RR: Learn, engage, challenge and advocate. Champion organizations that align with your vision of the world. Support leaders in whose leadership you trust. Above all, listen and elevate the voices of women worldwide who are fighting for better lives for themselves and their families. Ending poverty is about providing opportunities that can restore dignity, hope and confidence so that people can activate their own agency – and change the world.
Who have been the most inspiring women in your own life?
I would never have followed this path for myself if it wasn’t for my mother. She fought for me, for my education. And she fought for herself. The daughter of a man who did not value a girl’s education, my mother fought for her right to learn. As a mother, Mum knew that my brother and I would have to leave her to broaden our horizons. And when the moment came, my mother cashed her stocks, remortgaged our family home and set me on the path to an education a world away in America. The greatest lesson Mum inspired: with education and knowledge, a woman is set free.
What is the best piece of advice given to you?

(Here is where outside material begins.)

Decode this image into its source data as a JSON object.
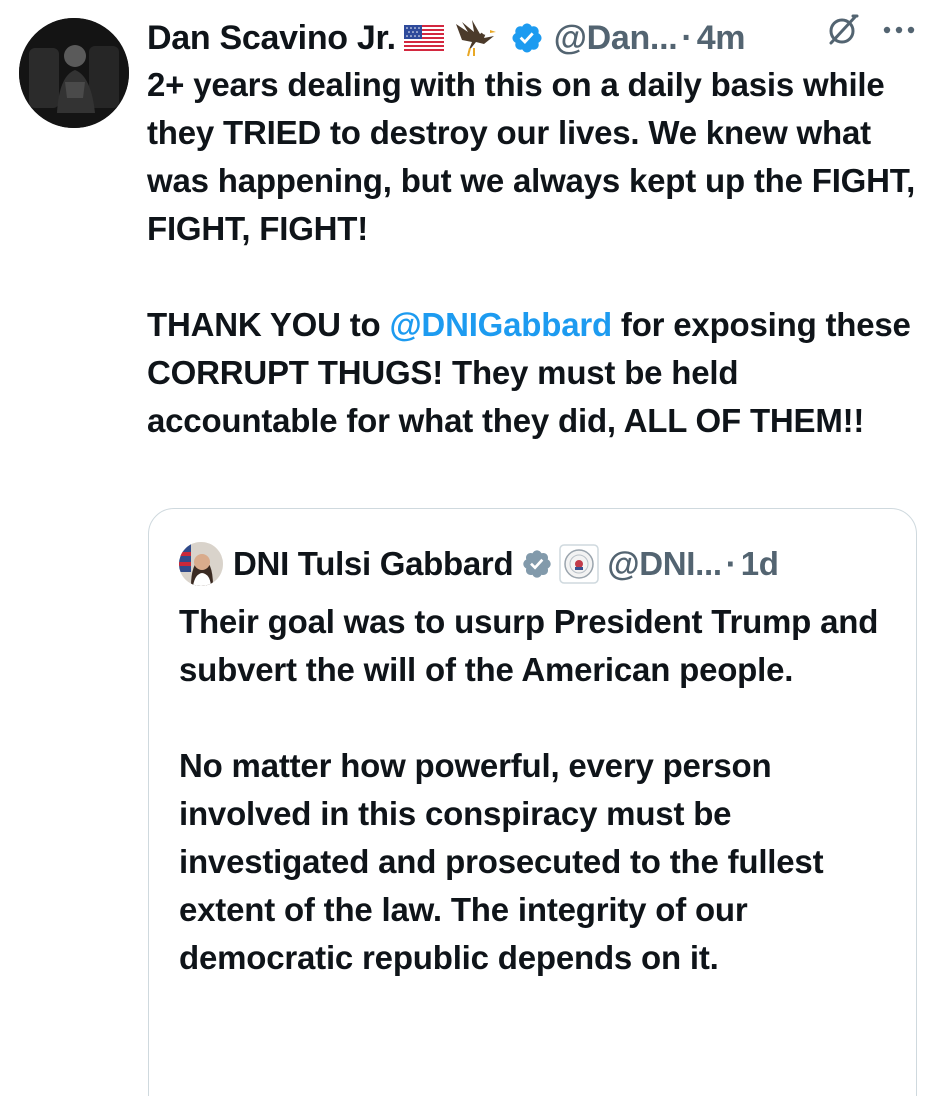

The best advice I received about becoming a leader was to always listen and be curious. Don’t rush to judge a situation. Get the facts, then go deeper. Ask why something is the way it is. Listen with purpose. Listen to the young woman’s story about the barriers she has overcome to set foot in the classroom, to the young man who works several jobs to keep himself and his family afloat, to the woman who has scraped and saved to improve her family’s chance at a better life. When we listen, we learn and when we learn we can find solutions to the most challenging problems.